Perhaps the best way to profit from Bitcoin is to apply a long-term strategy.

If you are interested in trading Bitcoin, it may be worth waiting until it reaches a new low and holding (or hodl if you will) it until the next bull market. 

This strategy may take you more than a year or two to fulfil. 

Bear in mind that, as a trader, you will likely never take full advantage of the highest and lowest points.

Will Bitcoin ever be stable?

will bitcoin price be stable, bitcoin balancing on a thin wire

Not for the foreseeable future.

This is good for traders, but perhaps not good for those that believe that Bitcoin will inevitably become accepted as a form of payment.

Stablecoins

Stablecoins are cryptocurrencies that are purposely designed not to be volatile.

One example would be Stasis Eurs, a cryptocurrency that has been directly tied to the value of the euro.

Another more recent example would Facebook’s Libra.

Libra has been designed in such a way that when you purchase it from them, they create new Libra coins and when you swap them back for the original currency, those Libra coins are destroyed.

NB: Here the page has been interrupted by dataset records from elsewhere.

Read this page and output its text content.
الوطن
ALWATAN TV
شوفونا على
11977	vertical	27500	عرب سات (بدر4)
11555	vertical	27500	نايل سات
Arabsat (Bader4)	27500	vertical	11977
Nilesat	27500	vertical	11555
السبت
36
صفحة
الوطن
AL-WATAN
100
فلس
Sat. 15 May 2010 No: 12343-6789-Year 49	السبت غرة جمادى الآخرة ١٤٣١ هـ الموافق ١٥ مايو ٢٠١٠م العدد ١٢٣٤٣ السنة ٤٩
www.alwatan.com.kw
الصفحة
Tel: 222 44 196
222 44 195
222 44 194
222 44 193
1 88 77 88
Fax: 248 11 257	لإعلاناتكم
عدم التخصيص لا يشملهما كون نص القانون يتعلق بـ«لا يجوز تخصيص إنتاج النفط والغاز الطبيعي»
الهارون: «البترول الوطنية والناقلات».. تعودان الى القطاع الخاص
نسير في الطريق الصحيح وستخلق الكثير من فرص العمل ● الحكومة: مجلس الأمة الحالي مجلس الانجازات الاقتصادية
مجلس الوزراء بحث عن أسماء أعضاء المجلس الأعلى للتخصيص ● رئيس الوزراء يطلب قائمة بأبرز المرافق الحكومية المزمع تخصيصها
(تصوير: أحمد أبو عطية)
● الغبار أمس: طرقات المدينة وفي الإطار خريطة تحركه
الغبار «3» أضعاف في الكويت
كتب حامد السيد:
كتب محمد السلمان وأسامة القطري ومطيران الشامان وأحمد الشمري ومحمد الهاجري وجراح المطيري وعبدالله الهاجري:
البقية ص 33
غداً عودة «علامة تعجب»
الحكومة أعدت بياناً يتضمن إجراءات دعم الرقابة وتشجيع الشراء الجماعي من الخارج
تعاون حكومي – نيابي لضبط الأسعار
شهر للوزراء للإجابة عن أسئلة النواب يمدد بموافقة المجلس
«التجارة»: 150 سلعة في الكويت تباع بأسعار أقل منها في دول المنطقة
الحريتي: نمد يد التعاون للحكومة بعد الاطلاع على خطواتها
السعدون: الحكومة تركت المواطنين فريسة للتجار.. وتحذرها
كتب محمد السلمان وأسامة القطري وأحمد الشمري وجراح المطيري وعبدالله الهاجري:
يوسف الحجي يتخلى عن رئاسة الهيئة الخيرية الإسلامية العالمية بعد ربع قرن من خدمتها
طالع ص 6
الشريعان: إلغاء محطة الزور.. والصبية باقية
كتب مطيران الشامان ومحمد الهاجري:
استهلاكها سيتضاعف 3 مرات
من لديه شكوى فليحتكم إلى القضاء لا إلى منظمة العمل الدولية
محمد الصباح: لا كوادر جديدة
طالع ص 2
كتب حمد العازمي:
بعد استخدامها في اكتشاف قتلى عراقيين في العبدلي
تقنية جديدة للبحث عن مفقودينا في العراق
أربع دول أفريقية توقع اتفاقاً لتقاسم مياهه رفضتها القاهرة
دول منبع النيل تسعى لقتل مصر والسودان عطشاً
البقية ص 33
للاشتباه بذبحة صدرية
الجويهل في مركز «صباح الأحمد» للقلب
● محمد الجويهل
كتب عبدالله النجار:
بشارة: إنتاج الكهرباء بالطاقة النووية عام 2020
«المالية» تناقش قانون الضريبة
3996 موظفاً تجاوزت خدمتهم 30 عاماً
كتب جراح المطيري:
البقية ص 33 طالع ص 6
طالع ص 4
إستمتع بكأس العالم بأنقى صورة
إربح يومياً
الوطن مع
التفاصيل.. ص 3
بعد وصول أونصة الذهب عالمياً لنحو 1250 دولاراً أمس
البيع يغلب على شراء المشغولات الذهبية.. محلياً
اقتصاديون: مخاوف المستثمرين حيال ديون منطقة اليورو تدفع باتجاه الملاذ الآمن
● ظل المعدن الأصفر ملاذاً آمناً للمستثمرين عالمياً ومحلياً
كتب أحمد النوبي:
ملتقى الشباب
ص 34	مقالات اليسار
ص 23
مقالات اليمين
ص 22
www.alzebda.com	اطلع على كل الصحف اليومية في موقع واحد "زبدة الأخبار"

As stablecoins lack the fluctuations in price regular cryptocurrencies have, they are more difficult to trade.

Stablecoins are perhaps the best option to invest in if you are looking to avoid massive fluctuations in price.

Key points

  • Bitcoin is the most volatile market instrument on Earth. Yes, it is very possible that we will see similar bullish markets again.
  • The Bitcoin market has matured. The activity around Bitcoin’s second huge rise was not as large as people thought it was going to be.
  • Bitcoin still has regulation to contend with. It seems to be the general tone in the USA and other countries that regulation may finally come into place, which will most definitely affect the price in a negative way.
  • Long-term trading strategies are the most effective. This may take you a long time, even years.